Dalam pemeriksaan ini, Komnas HAM juga memeriksa sudut tembakan, dan posisi jasad korban di TKP. Selain itu, menguji dan mencocokkan sejumlah foto serta keterangan yang sebelumnya telah didapatkan Komnas HAM dengan kondisi di TKP.
"Kami cek ruangannya apakah betul dan lain sebagainya," kata Anam.
Di saat bersamaan, tim dari Komnas HAM juga sedang melakukan permintaan keterangan terhadap tersangka Bharada E di Bareskrim Polri.
Secara umum, Anam mengatakan sebagai suatu proses penyelidikan yang besar, pengecekan TKP menjadi target terakhir oleh lembaga tersebut.
Akan tetapi, dalam proses penyelidikan kasus tersebut hingga saat ini istri Irjen Polisi Ferdy Sambo belum bisa dimintai keterangan oleh Komnas HAM.

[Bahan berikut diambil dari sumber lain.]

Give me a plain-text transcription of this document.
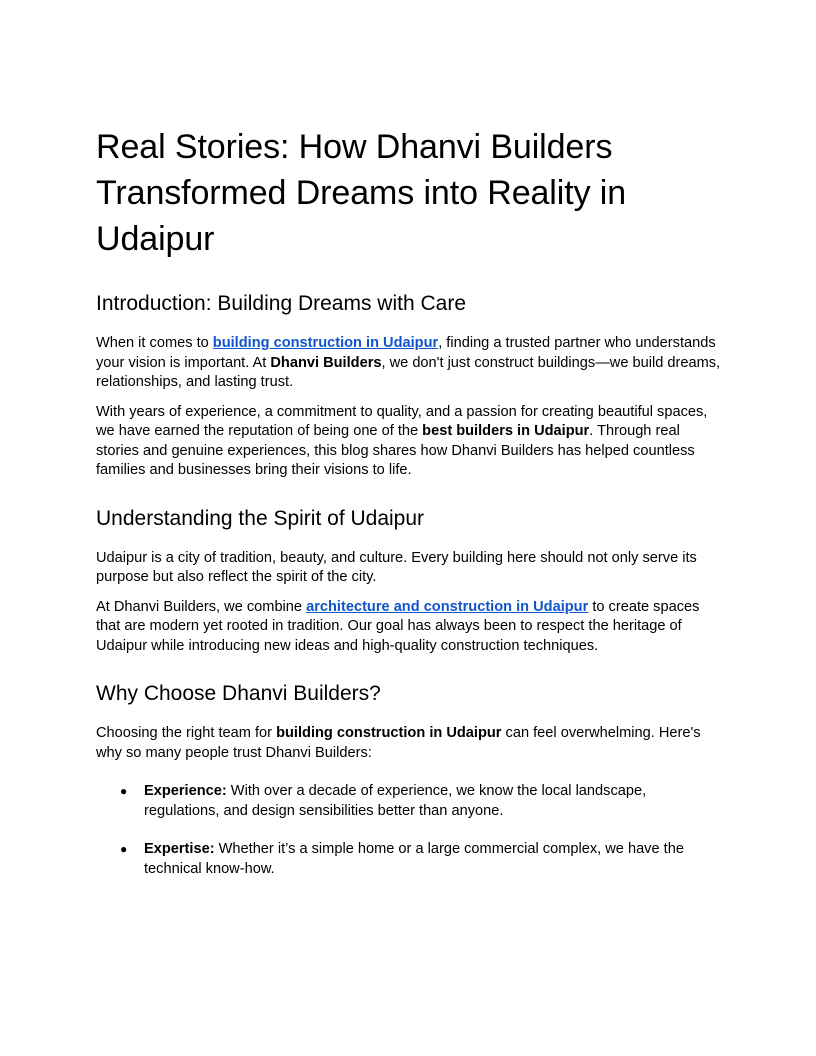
Real Stories: How Dhanvi Builders Transformed Dreams into Reality in Udaipur
Introduction: Building Dreams with Care

When it comes to building construction in Udaipur, finding a trusted partner who understands your vision is important. At Dhanvi Builders, we don't just construct buildings—we build dreams, relationships, and lasting trust.

With years of experience, a commitment to quality, and a passion for creating beautiful spaces, we have earned the reputation of being one of the best builders in Udaipur. Through real stories and genuine experiences, this blog shares how Dhanvi Builders has helped countless families and businesses bring their visions to life.

Understanding the Spirit of Udaipur

Udaipur is a city of tradition, beauty, and culture. Every building here should not only serve its purpose but also reflect the spirit of the city.

At Dhanvi Builders, we combine architecture and construction in Udaipur to create spaces that are modern yet rooted in tradition. Our goal has always been to respect the heritage of Udaipur while introducing new ideas and high-quality construction techniques.

Why Choose Dhanvi Builders?

Choosing the right team for building construction in Udaipur can feel overwhelming. Here's why so many people trust Dhanvi Builders:

● Experience: With over a decade of experience, we know the local landscape, regulations, and design sensibilities better than anyone.
● Expertise: Whether it’s a simple home or a large commercial complex, we have the technical know-how.
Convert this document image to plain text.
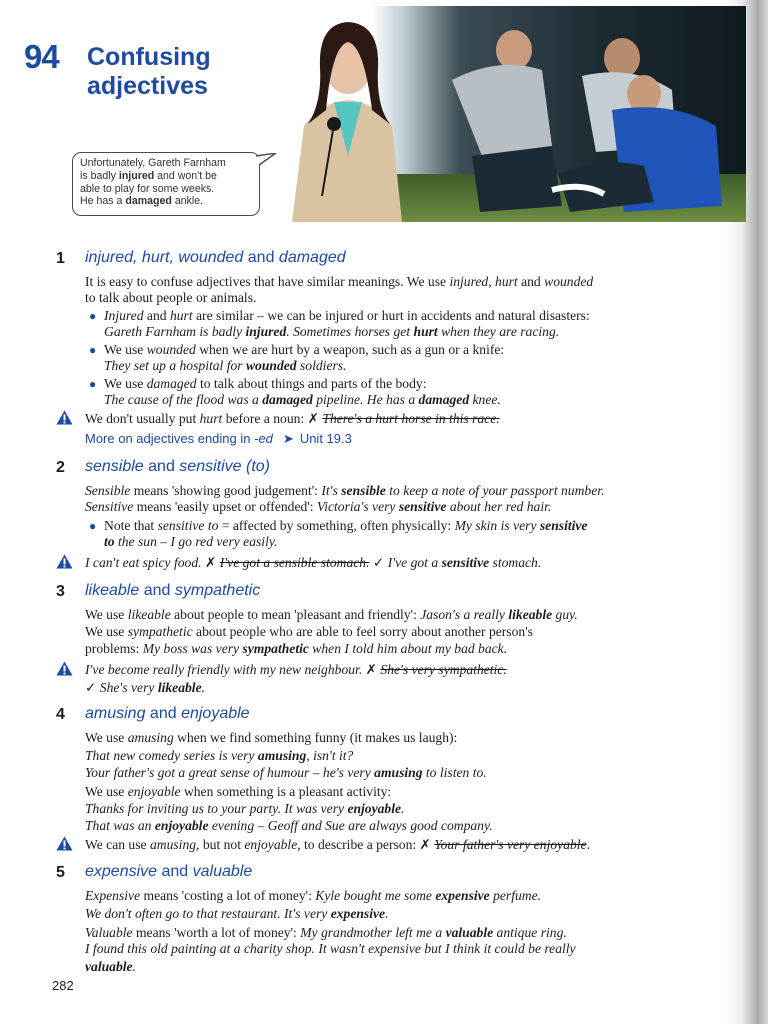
94 Confusing adjectives
Unfortunately, Gareth Farnham
is badly injured and won't be
able to play for some weeks.
He has a damaged ankle.
1 injured, hurt, wounded and damaged
It is easy to confuse adjectives that have similar meanings. We use injured, hurt and wounded
to talk about people or animals.
● Injured and hurt are similar – we can be injured or hurt in accidents and natural disasters:
Gareth Farnham is badly injured. Sometimes horses get hurt when they are racing.
● We use wounded when we are hurt by a weapon, such as a gun or a knife:
They set up a hospital for wounded soldiers.
● We use damaged to talk about things and parts of the body:
The cause of the flood was a damaged pipeline. He has a damaged knee.
We don't usually put hurt before a noun: ✗ There's a hurt horse in this race.
More on adjectives ending in -ed ➤ Unit 19.3
2 sensible and sensitive (to)
Sensible means 'showing good judgement': It's sensible to keep a note of your passport number.
Sensitive means 'easily upset or offended': Victoria's very sensitive about her red hair.
● Note that sensitive to = affected by something, often physically: My skin is very sensitive
to the sun – I go red very easily.
I can't eat spicy food. ✗ I've got a sensible stomach. ✓ I've got a sensitive stomach.
3 likeable and sympathetic
We use likeable about people to mean 'pleasant and friendly': Jason's a really likeable guy.
We use sympathetic about people who are able to feel sorry about another person's
problems: My boss was very sympathetic when I told him about my bad back.
I've become really friendly with my new neighbour. ✗ She's very sympathetic.
✓ She's very likeable.
4 amusing and enjoyable
We use amusing when we find something funny (it makes us laugh):
That new comedy series is very amusing, isn't it?
Your father's got a great sense of humour – he's very amusing to listen to.
We use enjoyable when something is a pleasant activity:
Thanks for inviting us to your party. It was very enjoyable.
That was an enjoyable evening – Geoff and Sue are always good company.
We can use amusing, but not enjoyable, to describe a person: ✗ Your father's very enjoyable.
5 expensive and valuable
Expensive means 'costing a lot of money': Kyle bought me some expensive perfume.
We don't often go to that restaurant. It's very expensive.
Valuable means 'worth a lot of money': My grandmother left me a valuable antique ring.
I found this old painting at a charity shop. It wasn't expensive but I think it could be really
valuable.
282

"Jadi Bu PC ini masih berproses. Itu juga penting karena ada beberapa bahan yang harus dipastikan ke Ibu PC ini," kata dia.
Anam menjelaskan, dalam pekan ini lembaganya akan mulai menyusun temuan-temuan terkait dengan kasus dugaan pembunuhan berencana Brigadir Yoshua.
Penyidik tim khusus Polri telah menetapkan empat tersangka dalam kasus dugaan pembunuhan Brigadir Yoshua. Mereka adalah Ferdy Sambo, Bharada Eliezer, Brigadir Kepala Ricky Rizal , dan Kuat Maruf alias KM yang bekerja sebagai sopir.
Para tersangka kasus ini dijerat dengan pasal pembunuhan berencana dengan ancaman hukuman mati, atau pidana penjara seumur hidup, atau kurungan maksimal 20 tahun.
Di samping dugaan pidana, Polri juga tengah mengusut dugaan pelanggaran kode etik di internal. Total terdapat 36 anggota yang diduga melanggar kode etik. Di antara mereka, 16 personel menjalani penempatan khusus, enam orang di Mako Brimob, sedangkan 10 lainnya di Provost.